Baltimore, Md. — In the 1970s, Norman Francis’ epic tenure as president of the nation’s only Black Catholic University was just beginning, and at the same time, he learned that the number of Black students in the nation’s medical schools was dwindling. Unequal education, he concluded, was robbing Black students of their chance to even get into college, let alone medical school.

Francis decided to take on the country’s problem and seize an opportunity for his small campus to help fill the gap.

Xavier University of New Orleans, which housed its science department in a donated Army warehouse, operated on shoestring budget and lacked new equipment, was an unlikely training ground for science majors, most of whom were the first in their families to go to college. But Francis’ plan succeeded where even Ivy League schools failed.

Today, more than four decades later, the national pipeline for African-Americans entering and graduating from medical school begins at Xavier. His vision catapulted Xavier students to the top — the university is first in the nation in graduating Black students with bachelor’s degrees in biology and physics.

Last week, Francis, now president emeritus of Xavier, was among five honorees inducted into the STEM Leadership Hall of Fame during a special ceremony here at the STEM Solutions National Leadership Conference sponsored by US News & World Report. The award “recognizes individuals who have been instrumental in leading national efforts to improve STEM education and workforce development,” said Brian Kelly, US News editor and chief content officer.
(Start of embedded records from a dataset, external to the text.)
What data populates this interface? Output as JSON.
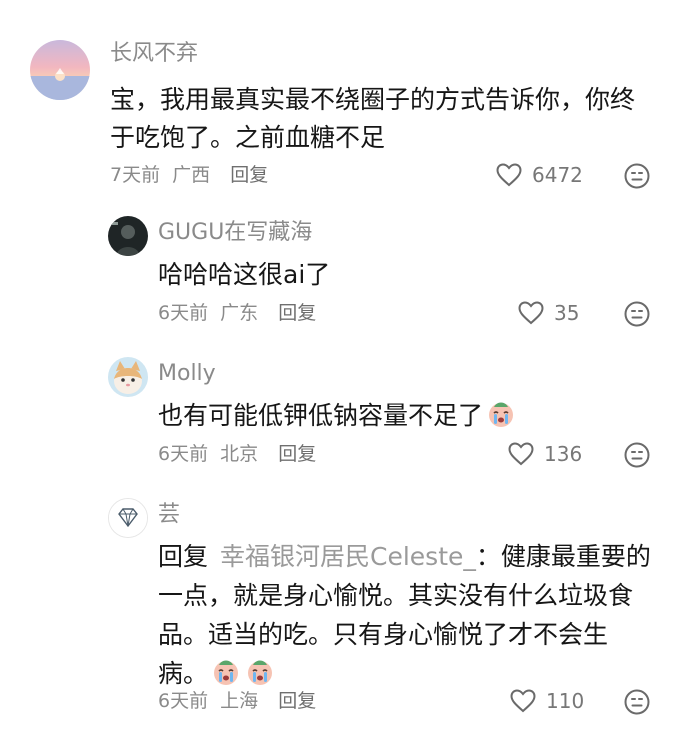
{
  "comments": [
    {
      "username": "长风不弃",
      "text": "宝，我用最真实最不绕圈子的方式告诉你，你终于吃饱了。之前血糖不足",
      "time": "7天前",
      "location": "广西",
      "reply_label": "回复",
      "likes": "6472",
      "avatar_icon": "sunset-sea-avatar"
    },
    {
      "username": "GUGU在写藏海",
      "text": "哈哈哈这很ai了",
      "time": "6天前",
      "location": "广东",
      "reply_label": "回复",
      "likes": "35",
      "avatar_icon": "dark-photo-avatar"
    },
    {
      "username": "Molly",
      "text": "也有可能低钾低钠容量不足了",
      "time": "6天前",
      "location": "北京",
      "reply_label": "回复",
      "likes": "136",
      "avatar_icon": "cat-avatar",
      "emoji": "crying-face-emoji"
    },
    {
      "username": "芸",
      "reply_prefix": "回复",
      "reply_to": "幸福银河居民Celeste_",
      "reply_colon": "：",
      "text": "健康最重要的一点，就是身心愉悦。其实没有什么垃圾食品。适当的吃。只有身心愉悦了才不会生病。",
      "time": "6天前",
      "location": "上海",
      "reply_label": "回复",
      "likes": "110",
      "avatar_icon": "diamond-avatar",
      "emoji": "crying-face-emoji"
    }
  ],
  "icons": {
    "like": "heart-outline-icon",
    "dislike": "neutral-face-icon"
  },
  "colors": {
    "text": "#161616",
    "secondary": "#8a8a8a",
    "background": "#ffffff"
  }
}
National Urban League President Marc Morial, in his keynote conference address, made an impassioned call for change in the STEM fields. That’s because the diversity needle hasn’t shifted upward. The 2016 US News/Raytheon STEM Index, released last week, showed women, African-Americans and Hispanics still lag far behind White and Asian men in earning degrees and landing jobs in science, technology, engineering and math — the STEM fields.

“You can’t keep doing the same old thing” and expect the STEM landscape to change, Morial said. In the 1970s, “before STEM was a word,” Morial recalled, Francis was that kind of change agent the field needed when he made growing the number of Black students in the STEM pipeline his focus.